The best time to exercise with diabetes

 
The type of diabetes you have and the medication you may be using should be a consideration when deciding on the best time to exercise. If you’re taking insulin, it’s important to avoid exercise during peak insulin action as this could result in unwanted “lows”. It is also recommended to avoid exercise close to sleeping.

When you eat, your blood glucose levels go up. But remember, research has shown that if you exercise for 10 minutes immediately after eating, your blood glucose levels could be up to 5mmol/L lower than if you just sat on the couch watching TV. This is because exercise has a lasting effect; glucose continues to be removed from the blood stream by the muscles themselves (from being active) but also, ongoing training has been shown to improve insulin sensitivity.

Remember to see your doctor or accredited exercise professional prior to commencing a new exercise program to ensure your safety.
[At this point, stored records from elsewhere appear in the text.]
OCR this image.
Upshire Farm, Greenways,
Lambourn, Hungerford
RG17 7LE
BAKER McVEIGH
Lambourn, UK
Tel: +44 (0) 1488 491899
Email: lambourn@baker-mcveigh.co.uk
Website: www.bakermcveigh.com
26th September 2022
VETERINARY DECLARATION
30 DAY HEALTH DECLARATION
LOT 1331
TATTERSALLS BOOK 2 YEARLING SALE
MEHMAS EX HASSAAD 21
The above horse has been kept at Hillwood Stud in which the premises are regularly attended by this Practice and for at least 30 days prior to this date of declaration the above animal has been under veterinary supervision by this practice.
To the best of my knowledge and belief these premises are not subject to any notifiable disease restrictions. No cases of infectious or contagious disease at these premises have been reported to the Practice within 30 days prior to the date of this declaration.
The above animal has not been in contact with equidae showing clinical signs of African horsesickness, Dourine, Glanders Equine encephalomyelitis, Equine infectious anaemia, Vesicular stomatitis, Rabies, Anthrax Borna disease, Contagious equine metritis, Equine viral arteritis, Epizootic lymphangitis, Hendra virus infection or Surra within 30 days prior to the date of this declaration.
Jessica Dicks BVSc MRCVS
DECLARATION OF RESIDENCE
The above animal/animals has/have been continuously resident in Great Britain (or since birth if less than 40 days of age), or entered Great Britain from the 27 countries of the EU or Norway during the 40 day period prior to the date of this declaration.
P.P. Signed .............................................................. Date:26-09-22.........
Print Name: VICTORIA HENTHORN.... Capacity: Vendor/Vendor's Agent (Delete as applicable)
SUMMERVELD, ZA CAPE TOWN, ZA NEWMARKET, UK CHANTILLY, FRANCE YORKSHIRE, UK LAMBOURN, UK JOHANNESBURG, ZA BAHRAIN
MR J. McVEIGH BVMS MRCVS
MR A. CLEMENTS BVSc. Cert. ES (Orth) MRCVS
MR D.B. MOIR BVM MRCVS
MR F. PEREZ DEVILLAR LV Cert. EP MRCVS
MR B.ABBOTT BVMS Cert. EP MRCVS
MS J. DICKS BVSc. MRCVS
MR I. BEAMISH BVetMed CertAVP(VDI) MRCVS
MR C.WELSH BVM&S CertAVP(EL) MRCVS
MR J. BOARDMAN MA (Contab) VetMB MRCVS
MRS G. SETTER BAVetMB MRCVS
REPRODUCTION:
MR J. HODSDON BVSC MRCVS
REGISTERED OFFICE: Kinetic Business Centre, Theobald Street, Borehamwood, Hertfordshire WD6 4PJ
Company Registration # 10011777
As with all exercise, it’s important to avoid training if you’re unwell or if the weather is extremely hot. Be sure to start at a light intensity and gradually progress with the help of your health professional.

Check out our Men’s Health eBook

 
This latest eBook by Exercise & Sports Science Australia (ESSA) has been designed to encourage Australian men to become more active for their physical and mental health. It also covers the benefits of exercise for a wide range of common conditions adult men may encounter.

 

Get the right support

 
See an Accredited Exercise Physiologist: Whether you’re currently inactive, at risk of diabetes or have been diagnosed with diabetes, exercise can help. But it’s important to get the right advice. Accredited Exercise Physiologists are specially trained to understand the complexities of this condition and can help you to exercise safely with diabetes. Find one near you!

Visit your GP: Can’t remember the last time you had your blood glucose checked? Now’s the time to make an appointment with your doctor for a blood test, especially if you’re experiencing ED or other potential complications.

If diagnosed with diabetes, your doctor may also refer you to a urologist or endocrinologist to treat the effects of low testosterone which is a common result of diabetes in men.

When managing your diabetes, it’s important to complete an annual cycle of care with your GP to identify any health concerns early and discuss the best treatment with your doctor and diabetes health professionals. Your level of physical activity will be reviewed as part of your annual cycle of care.